The Killer

If you saw Hitman, the movie, there is a one-out-of-one chance that you wondered why anyone would have the gall to use a video game without a real plot as source material for a film. The effect of such a maneuver can only be to create what most critics united in calling nonsensical, pith-less, and vapid. Perhaps the director felt divinely compelled to make a movie about a professional assassin and the bald, bar-coded beauty was his only option to following this calling?

Clearly, director Xavier Gens never picked up Jacamon and Matz’s exceptional graphic novel The Killer: Volume One (Le Tueur). This comic not only would make a clean adaptation to screen, but practically screams to be taken to the movie house with a manageably short length. It contains such intricate panels and well-crafted dialogue, that filming would be paint-by-the-numbers, and there’s enough underlying cultural commentay to make the movie more than just a muzzle flash.

The Killer relates the story of its eponymous, unnamed character in the decline of his career as a professional assassin. His downfall is not one of old-age or faultering skill, but rather of deteriorating mental composure, having spent far too many nights staring down the rifle’s scope, waiting for hours with his crosshairs on nothing. After a botched hit, the killer is hunted by an agent across the world, leading to several near misses with death.

Eventually, the story becomes less about the hitman’s survival and more about the feedback loop his actions have become, barring him from the retirement he desperately wants. As with most criminals, though, his pension can only come at the mass annihilation of those who populate the criminal world of which he is part.

Upon opening the first page of the graphic novel, the reader is immediately greeted by Jacamon’s elaborate and expressionistic illustration, which skillfully carries the fog of noir throughout the entire piece. The style manages to maintain a nice balance between clean and gritty, mostly comprised of smooth colors with slightly irregular line work, framed by similarly sharp but imperfectly lined boxes in gorgeous layout.

It is an absolute credit to Jacamon’s skill that he never dips into the splatter aesthetic that so many comic artists use to disguise poor art — covering a page in ink spots to fake a violence they could never conventionally achieve. Rather, Jacamon succeeds in painting just as dark and blood-stained an environment as seen in such comics, but the crisp manner in which he does so accentuates the euphemism of the world in which the killer works.

Truthfully, the real artistry of this graphic novel is not in the service of creating a story about a killer but, rather, crafting an intuitive evaluation of the world which facilitates the killer’s existence. Much of the tale is told by the assassin’s omnipresent narration, which often wanders to musings about who the real killers are. Is it the person that pulls the trigger or the person that orders the kill?

If we accept the former — and how can we not — how does this intentionalistic blame scheme leave unscathed the masses, whose neglect for others leaves third world children to die, or whose capitalistic life style is funded by political terrorism? It doesn’t, the killer concludes.

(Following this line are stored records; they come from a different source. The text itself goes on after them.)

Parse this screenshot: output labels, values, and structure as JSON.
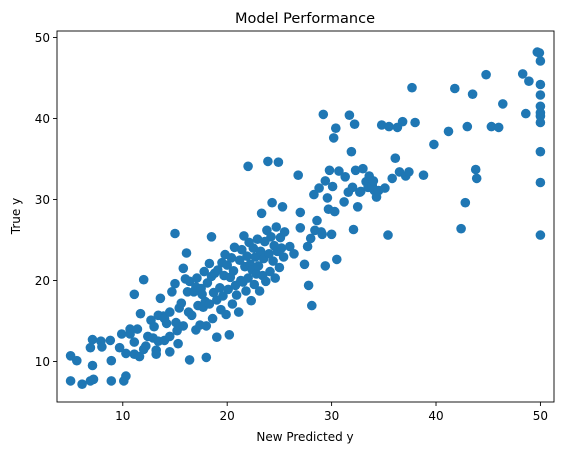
{
  "chart_data": {
    "type": "scatter",
    "title": "Model Performance",
    "xlabel": "New Predicted y",
    "ylabel": "True y",
    "xlim": [
      3.7,
      51.3
    ],
    "ylim": [
      5.0,
      50.8
    ],
    "xticks": [
      10,
      20,
      30,
      40,
      50
    ],
    "yticks": [
      10,
      20,
      30,
      40,
      50
    ],
    "grid": false,
    "legend": "none",
    "marker_color": "#1f77b4",
    "series": [
      {
        "points": [
          [
            5.0,
            10.7
          ],
          [
            5.6,
            10.1
          ],
          [
            5.0,
            7.6
          ],
          [
            6.1,
            7.2
          ],
          [
            6.9,
            7.6
          ],
          [
            7.2,
            7.8
          ],
          [
            7.1,
            9.5
          ],
          [
            6.9,
            11.7
          ],
          [
            7.1,
            12.7
          ],
          [
            7.9,
            12.5
          ],
          [
            8.0,
            11.8
          ],
          [
            8.8,
            12.6
          ],
          [
            8.9,
            10.1
          ],
          [
            8.9,
            7.6
          ],
          [
            9.7,
            11.7
          ],
          [
            9.9,
            13.4
          ],
          [
            10.3,
            11.0
          ],
          [
            10.1,
            7.6
          ],
          [
            10.3,
            8.2
          ],
          [
            10.7,
            14.0
          ],
          [
            10.7,
            13.4
          ],
          [
            11.1,
            12.4
          ],
          [
            11.1,
            18.3
          ],
          [
            11.4,
            14.0
          ],
          [
            11.1,
            10.9
          ],
          [
            11.6,
            10.6
          ],
          [
            12.0,
            11.5
          ],
          [
            11.7,
            15.9
          ],
          [
            12.0,
            20.1
          ],
          [
            12.2,
            11.9
          ],
          [
            12.4,
            13.1
          ],
          [
            12.7,
            15.1
          ],
          [
            13.0,
            14.3
          ],
          [
            12.9,
            12.9
          ],
          [
            13.2,
            11.4
          ],
          [
            13.2,
            10.9
          ],
          [
            13.4,
            15.7
          ],
          [
            13.4,
            12.5
          ],
          [
            13.6,
            17.8
          ],
          [
            13.9,
            15.6
          ],
          [
            14.0,
            15.3
          ],
          [
            14.0,
            12.6
          ],
          [
            14.2,
            14.7
          ],
          [
            14.5,
            16.1
          ],
          [
            14.5,
            13.1
          ],
          [
            14.5,
            11.2
          ],
          [
            14.7,
            18.6
          ],
          [
            15.0,
            25.8
          ],
          [
            15.0,
            19.6
          ],
          [
            15.1,
            14.8
          ],
          [
            15.2,
            13.8
          ],
          [
            15.3,
            12.2
          ],
          [
            15.4,
            16.6
          ],
          [
            15.6,
            17.2
          ],
          [
            15.8,
            14.4
          ],
          [
            15.8,
            21.5
          ],
          [
            16.0,
            20.2
          ],
          [
            16.1,
            23.4
          ],
          [
            16.2,
            18.6
          ],
          [
            16.3,
            16.1
          ],
          [
            16.4,
            19.9
          ],
          [
            16.4,
            10.2
          ],
          [
            16.6,
            15.7
          ],
          [
            16.8,
            18.6
          ],
          [
            17.0,
            13.9
          ],
          [
            17.0,
            19.2
          ],
          [
            17.1,
            20.3
          ],
          [
            17.2,
            16.9
          ],
          [
            17.4,
            14.5
          ],
          [
            17.5,
            19.0
          ],
          [
            17.6,
            18.3
          ],
          [
            17.7,
            16.7
          ],
          [
            17.8,
            21.1
          ],
          [
            17.9,
            17.4
          ],
          [
            18.0,
            10.5
          ],
          [
            18.0,
            14.4
          ],
          [
            18.1,
            19.7
          ],
          [
            18.3,
            22.1
          ],
          [
            18.3,
            17.1
          ],
          [
            18.5,
            20.5
          ],
          [
            18.5,
            25.4
          ],
          [
            18.6,
            15.3
          ],
          [
            18.7,
            18.5
          ],
          [
            18.8,
            20.9
          ],
          [
            19.0,
            13.0
          ],
          [
            19.0,
            17.6
          ],
          [
            19.1,
            21.3
          ],
          [
            19.3,
            19.1
          ],
          [
            19.4,
            16.4
          ],
          [
            19.5,
            22.2
          ],
          [
            19.6,
            18.1
          ],
          [
            19.7,
            20.6
          ],
          [
            19.8,
            23.2
          ],
          [
            19.9,
            15.8
          ],
          [
            20.0,
            21.9
          ],
          [
            20.1,
            18.9
          ],
          [
            20.2,
            13.3
          ],
          [
            20.3,
            20.4
          ],
          [
            20.4,
            22.8
          ],
          [
            20.5,
            17.1
          ],
          [
            20.6,
            21.2
          ],
          [
            20.7,
            24.1
          ],
          [
            20.8,
            19.4
          ],
          [
            20.9,
            18.2
          ],
          [
            21.1,
            16.1
          ],
          [
            21.2,
            22.5
          ],
          [
            21.3,
            20.0
          ],
          [
            21.4,
            23.8
          ],
          [
            21.5,
            19.8
          ],
          [
            21.6,
            25.5
          ],
          [
            21.7,
            21.7
          ],
          [
            21.8,
            18.7
          ],
          [
            21.9,
            23.0
          ],
          [
            22.0,
            34.1
          ],
          [
            22.0,
            20.3
          ],
          [
            22.1,
            24.7
          ],
          [
            22.2,
            22.0
          ],
          [
            22.3,
            17.5
          ],
          [
            22.4,
            21.3
          ],
          [
            22.5,
            24.0
          ],
          [
            22.6,
            19.5
          ],
          [
            22.7,
            22.9
          ],
          [
            22.8,
            20.8
          ],
          [
            22.9,
            25.1
          ],
          [
            23.0,
            21.8
          ],
          [
            23.1,
            18.7
          ],
          [
            23.2,
            23.6
          ],
          [
            23.3,
            28.3
          ],
          [
            23.4,
            20.6
          ],
          [
            23.5,
            22.7
          ],
          [
            23.6,
            24.8
          ],
          [
            23.7,
            19.9
          ],
          [
            23.8,
            26.2
          ],
          [
            23.9,
            34.7
          ],
          [
            24.0,
            23.3
          ],
          [
            24.1,
            21.1
          ],
          [
            24.2,
            25.4
          ],
          [
            24.3,
            29.6
          ],
          [
            24.4,
            22.4
          ],
          [
            24.5,
            24.3
          ],
          [
            24.6,
            20.3
          ],
          [
            24.7,
            26.6
          ],
          [
            24.8,
            23.6
          ],
          [
            24.9,
            34.6
          ],
          [
            25.0,
            21.6
          ],
          [
            25.1,
            25.3
          ],
          [
            25.2,
            24.0
          ],
          [
            25.3,
            29.1
          ],
          [
            25.4,
            22.9
          ],
          [
            25.5,
            26.0
          ],
          [
            26.0,
            24.2
          ],
          [
            26.4,
            23.3
          ],
          [
            26.8,
            33.0
          ],
          [
            27.0,
            26.5
          ],
          [
            27.0,
            28.4
          ],
          [
            27.4,
            22.0
          ],
          [
            27.7,
            24.2
          ],
          [
            27.8,
            19.4
          ],
          [
            28.0,
            25.2
          ],
          [
            28.1,
            16.9
          ],
          [
            28.3,
            30.6
          ],
          [
            28.4,
            26.2
          ],
          [
            28.6,
            27.4
          ],
          [
            28.8,
            31.4
          ],
          [
            29.0,
            26.0
          ],
          [
            29.1,
            25.7
          ],
          [
            29.2,
            40.5
          ],
          [
            29.4,
            32.3
          ],
          [
            29.4,
            21.8
          ],
          [
            29.6,
            30.2
          ],
          [
            29.7,
            28.8
          ],
          [
            29.8,
            33.6
          ],
          [
            30.0,
            25.7
          ],
          [
            30.1,
            31.6
          ],
          [
            30.2,
            37.6
          ],
          [
            30.3,
            28.5
          ],
          [
            30.4,
            38.8
          ],
          [
            30.5,
            22.6
          ],
          [
            30.7,
            33.5
          ],
          [
            31.2,
            29.7
          ],
          [
            31.3,
            32.8
          ],
          [
            31.6,
            30.9
          ],
          [
            31.7,
            40.4
          ],
          [
            31.9,
            35.9
          ],
          [
            32.0,
            31.5
          ],
          [
            32.1,
            26.3
          ],
          [
            32.2,
            39.3
          ],
          [
            32.3,
            33.6
          ],
          [
            32.5,
            29.1
          ],
          [
            32.7,
            30.9
          ],
          [
            32.8,
            31.0
          ],
          [
            33.0,
            33.8
          ],
          [
            33.3,
            32.2
          ],
          [
            33.5,
            31.5
          ],
          [
            33.6,
            32.9
          ],
          [
            33.9,
            31.7
          ],
          [
            34.0,
            32.3
          ],
          [
            34.1,
            31.1
          ],
          [
            34.3,
            30.3
          ],
          [
            34.5,
            31.1
          ],
          [
            34.8,
            39.2
          ],
          [
            35.1,
            31.4
          ],
          [
            35.4,
            25.6
          ],
          [
            35.5,
            39.0
          ],
          [
            35.8,
            32.6
          ],
          [
            36.1,
            35.1
          ],
          [
            36.3,
            38.9
          ],
          [
            36.5,
            33.4
          ],
          [
            36.8,
            39.6
          ],
          [
            37.1,
            32.9
          ],
          [
            37.4,
            33.4
          ],
          [
            37.7,
            43.8
          ],
          [
            38.0,
            39.5
          ],
          [
            38.8,
            33.0
          ],
          [
            39.8,
            36.8
          ],
          [
            41.2,
            38.4
          ],
          [
            41.8,
            43.7
          ],
          [
            42.4,
            26.4
          ],
          [
            42.8,
            29.6
          ],
          [
            43.0,
            39.0
          ],
          [
            43.5,
            43.0
          ],
          [
            43.8,
            33.7
          ],
          [
            43.9,
            32.6
          ],
          [
            44.8,
            45.4
          ],
          [
            45.3,
            39.0
          ],
          [
            46.0,
            38.9
          ],
          [
            46.4,
            41.8
          ],
          [
            48.3,
            45.5
          ],
          [
            48.6,
            40.6
          ],
          [
            48.9,
            44.6
          ],
          [
            49.7,
            48.2
          ],
          [
            49.9,
            48.1
          ],
          [
            50.0,
            47.1
          ],
          [
            50.0,
            44.2
          ],
          [
            50.0,
            42.9
          ],
          [
            50.0,
            41.5
          ],
          [
            50.0,
            40.7
          ],
          [
            50.0,
            40.3
          ],
          [
            50.0,
            39.5
          ],
          [
            50.0,
            35.9
          ],
          [
            50.0,
            32.1
          ],
          [
            50.0,
            25.6
          ]
        ]
      }
    ]
  }
}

Although, such sentiments are by no means groundbreaking, they ring especially true in a present where atrocities like those in Darfur and Uganda are all but ignored by populations at large. In such a context, one is prompted to question if the book is about the killer we see sniping fat businessmen down, or if it’s about a mass indictment of killer-dom.

Either way, the book is maddeningly enjoyable. After its 128 pages you will want to read the next two volumes in this series which, alas, have not yet been published. This phenomenon is caused by Jacamon and Matz’s uncanny capacity to build momentum, coming as close to simulating in comic form the fast editing of a movie.

Furthermore, the last sequence (no spoilers, I promise) should either leave you breathless or nodding your head to the imaginary soundtrack you would hear had The Killer been a movie. Whether or not you traditionally enjoy graphic novels, the cinematic sensibility of The Killer makes the book as accessible as any film.